Because describing experiences of discrimination can involve critiquing white people, Facebook’s algorithms often automatically removed that content, demonstrating the ways in which even advanced artificial intelligence can be overzealous in tackling nuanced topics.
“We can’t combat systemic racism if we can’t talk about it, and challenging white supremacy and white men is an important part of having dialogue about racism,” said Danielle Citron, a law professor specializing in free speech at Boston University Law School, who also reviewed the documents. “But you can’t have the conversation if it is being filtered out, bizarrely, by overly blunt hate speech algorithms.”
In addition to deleting comments protesting racism, Facebook’s approach has at times resulted in a stark contrast between its automated takedowns and users’ actual reports about hate speech. At the height of the nationwide protests in June over the killing of George Floyd, an unarmed Black man, for example, the top three derogatory terms Facebook’s automated systems removed were “white trash,” a gay slur, and “cracker,” according to an internal chart obtained by The Post and first reported by NBC News in July. During that time period, slurs targeted at people in marginalized groups, including Black people, Jewish people, and transgender people, were taken down less frequently.

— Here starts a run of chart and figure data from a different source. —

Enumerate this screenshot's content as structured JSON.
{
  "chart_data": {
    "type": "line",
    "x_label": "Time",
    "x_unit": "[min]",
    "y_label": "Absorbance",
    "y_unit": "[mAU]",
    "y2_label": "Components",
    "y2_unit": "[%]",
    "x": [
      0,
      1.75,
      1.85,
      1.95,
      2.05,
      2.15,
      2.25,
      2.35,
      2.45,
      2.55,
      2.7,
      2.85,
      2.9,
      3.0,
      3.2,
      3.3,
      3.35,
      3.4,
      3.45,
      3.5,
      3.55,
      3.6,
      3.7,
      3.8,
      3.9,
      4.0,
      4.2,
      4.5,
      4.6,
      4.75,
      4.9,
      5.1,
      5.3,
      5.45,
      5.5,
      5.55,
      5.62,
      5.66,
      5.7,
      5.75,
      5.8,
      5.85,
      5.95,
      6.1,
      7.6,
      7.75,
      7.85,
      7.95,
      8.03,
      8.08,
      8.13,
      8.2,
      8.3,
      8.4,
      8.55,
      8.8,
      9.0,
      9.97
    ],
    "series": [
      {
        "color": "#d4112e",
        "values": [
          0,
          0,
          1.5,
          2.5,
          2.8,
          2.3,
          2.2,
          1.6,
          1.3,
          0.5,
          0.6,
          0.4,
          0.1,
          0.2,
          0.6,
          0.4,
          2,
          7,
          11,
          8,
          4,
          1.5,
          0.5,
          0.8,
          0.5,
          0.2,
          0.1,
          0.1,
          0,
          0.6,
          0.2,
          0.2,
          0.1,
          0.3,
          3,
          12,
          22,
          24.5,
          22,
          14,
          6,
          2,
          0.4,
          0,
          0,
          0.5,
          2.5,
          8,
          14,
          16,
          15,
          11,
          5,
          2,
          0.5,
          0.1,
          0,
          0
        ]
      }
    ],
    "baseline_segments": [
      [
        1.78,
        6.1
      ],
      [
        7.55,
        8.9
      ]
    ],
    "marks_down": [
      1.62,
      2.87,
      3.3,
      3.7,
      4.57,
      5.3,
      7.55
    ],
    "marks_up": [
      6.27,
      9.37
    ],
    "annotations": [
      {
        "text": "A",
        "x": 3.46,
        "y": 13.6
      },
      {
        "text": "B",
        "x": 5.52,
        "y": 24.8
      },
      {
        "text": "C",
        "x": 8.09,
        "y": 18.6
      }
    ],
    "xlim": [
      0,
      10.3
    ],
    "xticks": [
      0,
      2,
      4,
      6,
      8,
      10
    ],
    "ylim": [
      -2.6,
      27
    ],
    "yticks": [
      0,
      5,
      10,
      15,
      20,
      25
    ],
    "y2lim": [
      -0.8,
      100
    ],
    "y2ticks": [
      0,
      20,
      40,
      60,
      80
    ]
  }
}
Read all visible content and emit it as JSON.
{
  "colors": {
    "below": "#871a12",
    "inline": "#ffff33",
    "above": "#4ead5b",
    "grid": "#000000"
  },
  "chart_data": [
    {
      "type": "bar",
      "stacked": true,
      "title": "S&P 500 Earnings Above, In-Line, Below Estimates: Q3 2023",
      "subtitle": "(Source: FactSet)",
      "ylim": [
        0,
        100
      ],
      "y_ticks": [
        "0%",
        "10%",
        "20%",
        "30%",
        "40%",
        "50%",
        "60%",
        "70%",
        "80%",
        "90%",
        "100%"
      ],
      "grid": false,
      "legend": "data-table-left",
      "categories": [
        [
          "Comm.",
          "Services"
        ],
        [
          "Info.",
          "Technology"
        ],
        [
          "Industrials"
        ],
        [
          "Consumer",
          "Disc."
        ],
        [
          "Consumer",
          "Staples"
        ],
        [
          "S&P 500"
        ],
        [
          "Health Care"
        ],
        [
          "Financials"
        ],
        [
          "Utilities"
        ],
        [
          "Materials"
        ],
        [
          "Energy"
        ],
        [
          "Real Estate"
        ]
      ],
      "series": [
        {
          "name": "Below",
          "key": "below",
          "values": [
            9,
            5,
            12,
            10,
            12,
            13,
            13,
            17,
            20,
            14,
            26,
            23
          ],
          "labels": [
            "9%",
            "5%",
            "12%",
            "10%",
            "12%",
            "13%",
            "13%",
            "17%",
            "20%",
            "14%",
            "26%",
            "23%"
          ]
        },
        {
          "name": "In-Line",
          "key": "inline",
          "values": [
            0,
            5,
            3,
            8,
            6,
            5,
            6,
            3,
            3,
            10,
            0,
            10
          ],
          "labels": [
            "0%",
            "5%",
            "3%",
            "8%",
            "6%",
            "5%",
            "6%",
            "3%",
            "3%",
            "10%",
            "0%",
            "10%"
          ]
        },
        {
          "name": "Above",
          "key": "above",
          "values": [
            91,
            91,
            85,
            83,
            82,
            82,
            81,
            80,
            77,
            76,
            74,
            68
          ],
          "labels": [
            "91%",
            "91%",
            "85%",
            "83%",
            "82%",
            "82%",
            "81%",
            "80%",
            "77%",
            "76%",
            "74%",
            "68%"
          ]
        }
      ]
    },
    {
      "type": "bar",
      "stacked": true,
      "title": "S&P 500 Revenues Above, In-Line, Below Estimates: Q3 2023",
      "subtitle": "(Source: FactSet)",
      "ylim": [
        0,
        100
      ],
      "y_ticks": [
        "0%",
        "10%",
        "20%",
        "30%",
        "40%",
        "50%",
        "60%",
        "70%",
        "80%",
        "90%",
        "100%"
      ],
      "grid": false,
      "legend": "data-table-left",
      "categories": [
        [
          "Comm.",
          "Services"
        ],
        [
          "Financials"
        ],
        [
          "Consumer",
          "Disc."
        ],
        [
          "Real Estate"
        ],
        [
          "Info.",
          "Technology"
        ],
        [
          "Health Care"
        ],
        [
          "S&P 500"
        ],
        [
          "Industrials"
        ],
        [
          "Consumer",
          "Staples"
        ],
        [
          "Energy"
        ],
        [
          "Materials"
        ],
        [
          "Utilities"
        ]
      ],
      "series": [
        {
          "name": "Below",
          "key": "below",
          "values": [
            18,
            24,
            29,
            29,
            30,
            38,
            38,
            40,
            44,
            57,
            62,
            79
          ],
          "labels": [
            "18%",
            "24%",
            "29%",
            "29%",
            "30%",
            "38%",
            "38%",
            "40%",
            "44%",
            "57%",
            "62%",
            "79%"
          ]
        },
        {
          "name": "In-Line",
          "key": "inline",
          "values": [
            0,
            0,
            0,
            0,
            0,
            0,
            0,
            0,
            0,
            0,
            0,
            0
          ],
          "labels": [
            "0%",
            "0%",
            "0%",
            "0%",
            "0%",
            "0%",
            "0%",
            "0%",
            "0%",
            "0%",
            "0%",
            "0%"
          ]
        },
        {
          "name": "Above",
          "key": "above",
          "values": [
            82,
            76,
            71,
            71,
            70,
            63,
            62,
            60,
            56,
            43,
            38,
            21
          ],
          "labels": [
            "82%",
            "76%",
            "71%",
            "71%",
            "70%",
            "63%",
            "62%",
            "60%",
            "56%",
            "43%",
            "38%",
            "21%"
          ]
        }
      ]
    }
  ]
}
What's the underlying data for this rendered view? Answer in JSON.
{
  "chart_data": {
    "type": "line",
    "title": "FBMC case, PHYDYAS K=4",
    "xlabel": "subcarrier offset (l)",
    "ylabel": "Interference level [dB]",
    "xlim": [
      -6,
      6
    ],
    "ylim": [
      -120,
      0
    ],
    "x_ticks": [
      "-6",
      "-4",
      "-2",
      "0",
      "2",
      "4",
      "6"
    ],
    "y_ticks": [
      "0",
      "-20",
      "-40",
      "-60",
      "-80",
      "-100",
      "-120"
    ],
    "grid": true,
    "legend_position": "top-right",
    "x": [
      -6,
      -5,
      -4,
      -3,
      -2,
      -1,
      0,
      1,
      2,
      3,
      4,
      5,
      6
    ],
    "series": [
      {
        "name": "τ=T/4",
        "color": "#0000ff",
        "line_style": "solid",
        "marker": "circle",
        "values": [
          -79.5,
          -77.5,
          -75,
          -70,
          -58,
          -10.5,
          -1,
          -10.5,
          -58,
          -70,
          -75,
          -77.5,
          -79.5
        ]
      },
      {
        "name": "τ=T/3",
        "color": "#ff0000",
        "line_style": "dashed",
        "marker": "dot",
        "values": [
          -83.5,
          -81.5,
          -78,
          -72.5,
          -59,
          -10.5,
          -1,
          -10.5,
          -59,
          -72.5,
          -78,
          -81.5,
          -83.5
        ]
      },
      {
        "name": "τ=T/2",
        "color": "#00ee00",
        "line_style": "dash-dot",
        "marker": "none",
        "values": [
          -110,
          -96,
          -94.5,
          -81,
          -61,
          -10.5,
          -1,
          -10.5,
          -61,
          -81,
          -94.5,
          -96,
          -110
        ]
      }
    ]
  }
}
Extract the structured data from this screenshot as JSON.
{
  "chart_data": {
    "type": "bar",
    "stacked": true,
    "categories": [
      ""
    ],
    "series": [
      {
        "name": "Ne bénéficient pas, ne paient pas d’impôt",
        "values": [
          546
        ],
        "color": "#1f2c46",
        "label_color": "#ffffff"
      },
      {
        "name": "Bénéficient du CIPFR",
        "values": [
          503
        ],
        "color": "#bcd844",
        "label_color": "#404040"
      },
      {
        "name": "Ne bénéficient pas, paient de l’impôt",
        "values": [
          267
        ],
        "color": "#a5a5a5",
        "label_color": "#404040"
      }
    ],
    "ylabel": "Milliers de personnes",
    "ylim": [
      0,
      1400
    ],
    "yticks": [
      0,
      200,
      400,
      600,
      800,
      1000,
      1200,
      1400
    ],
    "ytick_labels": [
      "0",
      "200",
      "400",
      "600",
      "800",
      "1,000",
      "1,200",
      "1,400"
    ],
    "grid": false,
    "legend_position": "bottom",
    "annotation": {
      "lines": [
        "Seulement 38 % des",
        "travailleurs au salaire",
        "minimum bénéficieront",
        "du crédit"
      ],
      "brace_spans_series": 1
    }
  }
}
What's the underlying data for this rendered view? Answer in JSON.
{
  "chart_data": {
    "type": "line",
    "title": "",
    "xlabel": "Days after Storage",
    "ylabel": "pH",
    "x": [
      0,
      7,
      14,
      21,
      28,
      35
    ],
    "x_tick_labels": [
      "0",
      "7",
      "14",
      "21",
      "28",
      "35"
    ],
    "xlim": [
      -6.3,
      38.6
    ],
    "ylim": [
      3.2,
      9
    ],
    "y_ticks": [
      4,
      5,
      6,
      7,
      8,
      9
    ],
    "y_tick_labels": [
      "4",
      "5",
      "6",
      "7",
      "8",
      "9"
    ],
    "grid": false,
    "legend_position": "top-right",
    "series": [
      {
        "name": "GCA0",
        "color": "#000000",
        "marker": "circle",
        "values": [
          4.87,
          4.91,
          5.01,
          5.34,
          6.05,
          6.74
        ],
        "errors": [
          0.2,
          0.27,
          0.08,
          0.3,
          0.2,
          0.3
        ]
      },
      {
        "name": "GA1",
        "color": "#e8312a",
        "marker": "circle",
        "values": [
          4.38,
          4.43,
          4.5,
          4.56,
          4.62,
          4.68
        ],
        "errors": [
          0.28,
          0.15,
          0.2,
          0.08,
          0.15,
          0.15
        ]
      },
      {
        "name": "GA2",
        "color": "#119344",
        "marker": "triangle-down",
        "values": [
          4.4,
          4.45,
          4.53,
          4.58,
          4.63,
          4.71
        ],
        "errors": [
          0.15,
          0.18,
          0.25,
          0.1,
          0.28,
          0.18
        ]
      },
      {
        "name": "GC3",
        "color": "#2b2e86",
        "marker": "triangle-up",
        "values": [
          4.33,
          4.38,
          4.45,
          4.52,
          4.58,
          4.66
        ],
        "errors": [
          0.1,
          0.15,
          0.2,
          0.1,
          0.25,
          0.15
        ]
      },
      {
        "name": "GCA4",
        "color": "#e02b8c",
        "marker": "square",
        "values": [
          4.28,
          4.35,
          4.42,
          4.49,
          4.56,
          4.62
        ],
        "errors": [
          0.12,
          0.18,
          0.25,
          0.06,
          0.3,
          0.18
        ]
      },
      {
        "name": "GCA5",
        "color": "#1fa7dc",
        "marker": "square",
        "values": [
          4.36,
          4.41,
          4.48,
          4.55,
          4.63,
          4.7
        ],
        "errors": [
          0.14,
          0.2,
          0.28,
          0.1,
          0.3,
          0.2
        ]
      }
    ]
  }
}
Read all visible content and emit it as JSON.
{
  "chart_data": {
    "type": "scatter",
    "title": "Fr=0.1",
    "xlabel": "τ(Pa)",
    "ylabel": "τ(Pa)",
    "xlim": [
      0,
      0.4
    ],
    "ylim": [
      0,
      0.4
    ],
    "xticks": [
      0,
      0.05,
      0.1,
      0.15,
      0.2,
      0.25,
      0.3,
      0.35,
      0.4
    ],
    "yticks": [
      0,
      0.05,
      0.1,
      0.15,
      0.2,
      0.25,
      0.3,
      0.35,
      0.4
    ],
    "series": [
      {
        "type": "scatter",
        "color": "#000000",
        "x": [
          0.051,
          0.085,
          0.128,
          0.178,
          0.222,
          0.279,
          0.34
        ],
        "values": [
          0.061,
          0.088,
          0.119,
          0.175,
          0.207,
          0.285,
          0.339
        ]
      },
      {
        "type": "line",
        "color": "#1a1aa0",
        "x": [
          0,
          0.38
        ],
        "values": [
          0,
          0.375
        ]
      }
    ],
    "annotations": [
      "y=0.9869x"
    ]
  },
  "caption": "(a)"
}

As protests over Floyd’s death sparked national soul searching in June, Facebook employees raged against the company’s choices to leave up racially divisive comments by President Trump, who condemned protesters. They also debated the limits of personal expressions of solidarity, like allowing Black Lives Matter and Blue Lives Matter slogans as people’s internal profile pictures. Black employees met with senior executives to express frustration over the company’s policies.
In July, Facebook advertisers organized a high-profile boycott over civil rights issues, which put pressure on the company to improve its treatment of marginalized groups. It was also bitterly criticized by its own independent auditors in a searing civil rights report, which found Facebook’s hate speech policies to be a “tremendous setback” when it came to protecting its users of color. More than a dozen employees have quit in protest over the company’s policies on hate speech. An African American manager filed a civil rights complaint against the company in July, alleging racial bias in recruiting and hiring.
Complaints by Black users continue, with some saying they are seeing posts removed with increased frequency even as the WoW project gets underway.
In one instance in November, Facebook-owned Instagram removed a post from a man who asked his followers to “Thank a Black woman for saving our country,” according to screenshots posted by social media users at that time. The user received a notice that said “This Post Goes Against Our Community Guidelines” on hate speech, according to the screenshots.